Melody Gardot, "The Absence" (Verve)

An alternate title for "The Absence," the Philadelphia singer's spellbinding third studio album, might be "Wanderlust," so immersed is it in the cultures of Portugal, Argentina and Brazil, places she visited in a protracted journey of musical discovery. The varying textures of songs, mostly written in English and Portuguese with some French and Spanish, are so fluid and finely tuned to the senses that listening to a song like "Lisboa" is like strolling through the city's side streets captivated by the sounds of church bells and children at play while inhaling its exotic scents.

Without quite settling into a particular style, the music embraces Portuguese fado, tango and light samba in acoustic guitar arrangements as Gardot reflects on the vicissitudes of love. There is happiness, as in the lilting "Mira." And there is deep sadness, as in "So We Meet Again My Heartache."

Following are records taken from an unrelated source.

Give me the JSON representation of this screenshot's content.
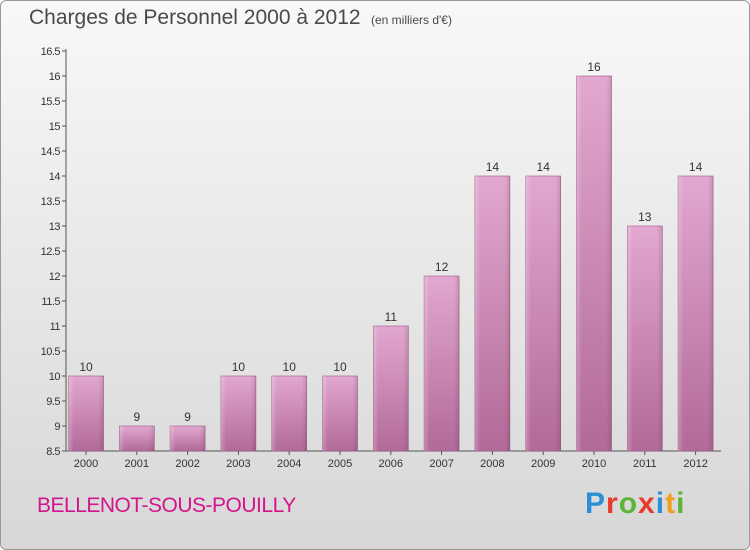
{
  "header": {
    "title": "Charges de Personnel 2000 à 2012",
    "subtitle": "(en milliers d'€)"
  },
  "footer": {
    "commune": "BELLENOT-SOUS-POUILLY",
    "logo": "Proxiti"
  },
  "colors": {
    "bar_top": "#e2a8cf",
    "bar_bottom": "#b26a98",
    "commune_text": "#d4148c",
    "logo_letters": [
      "#2a8fd6",
      "#e83a2c",
      "#5bb536",
      "#e83a2c",
      "#2a8fd6",
      "#f0a020",
      "#5bb536"
    ]
  },
  "chart_data": {
    "type": "bar",
    "title": "Charges de Personnel 2000 à 2012",
    "subtitle": "(en milliers d'€)",
    "categories": [
      "2000",
      "2001",
      "2002",
      "2003",
      "2004",
      "2005",
      "2006",
      "2007",
      "2008",
      "2009",
      "2010",
      "2011",
      "2012"
    ],
    "values": [
      10,
      9,
      9,
      10,
      10,
      10,
      11,
      12,
      14,
      14,
      16,
      13,
      14
    ],
    "data_labels": [
      "10",
      "9",
      "9",
      "10",
      "10",
      "10",
      "11",
      "12",
      "14",
      "14",
      "16",
      "13",
      "14"
    ],
    "ylim": [
      8.5,
      16.5
    ],
    "yticks": [
      "8.5",
      "9",
      "9.5",
      "10",
      "10.5",
      "11",
      "11.5",
      "12",
      "12.5",
      "13",
      "13.5",
      "14",
      "14.5",
      "15",
      "15.5",
      "16",
      "16.5"
    ],
    "grid": false,
    "xlabel": "",
    "ylabel": ""
  }
}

"Impossible Love" acknowledges that even the flame of passion cannot burn brightly for very long. "If I Tell You I Love You" is the warning of a femme fatale not to believe her endearments. In the bitterly accusatory "Goodbye," the CD's closest thing to a blues, she growls her contempt for a lover she regards as a naive fool.

"The Absence" is an album of seductive, mysterious atmospheres conjured by a pop-jazz singer whose audacity, raw talent and intense feeling recall the young Rickie Lee Jones, even though the two have little in common beyond a fierce individuality.

STEPHEN HOLDEN, NEW YORK TIMES

Sigur Ros, "Valtari" (XL)

When the Icelandic experimental band Sigur Ros first emerged in the late '90s, its records felt like worlds unto themselves. Regal strings and brass, guitar noise, percussive bombast and Jonsi Birgisson's now-iconic coo: It all added up to a sound so huge and ethereal that few other bands felt capable of matching it.

Now that anyone with a laptop can make decently epic soundscapes, how will Sigur Ros keep its lead? On "Valtari," it does it by using all its usual tricks, but in even more evocative and expert ways. The band dipped a toe into sunnier pop vibes on 2008's album and Jonsi's 2010 solo album, "Go." But on "Valtari" it's back to the essentials: oceanic buildups, flickers of treated orchestras and falsetto vocal lines that yank heartstrings.

The lead single "Eg Anda" winds some Velvet Underground-y mangled guitar into gale-force ambience; "Var" crescendos into a quarter-note pummel of stacked noise. But on the whole, "Valtari" is pretty dazed and ephemeral. None of it's too far afield from what you'd expect from Sigur Ros at this point in a long career. But when the mood calls for "emotionally devastating long-form ambient maximalism," there's no need to ever go elsewhere.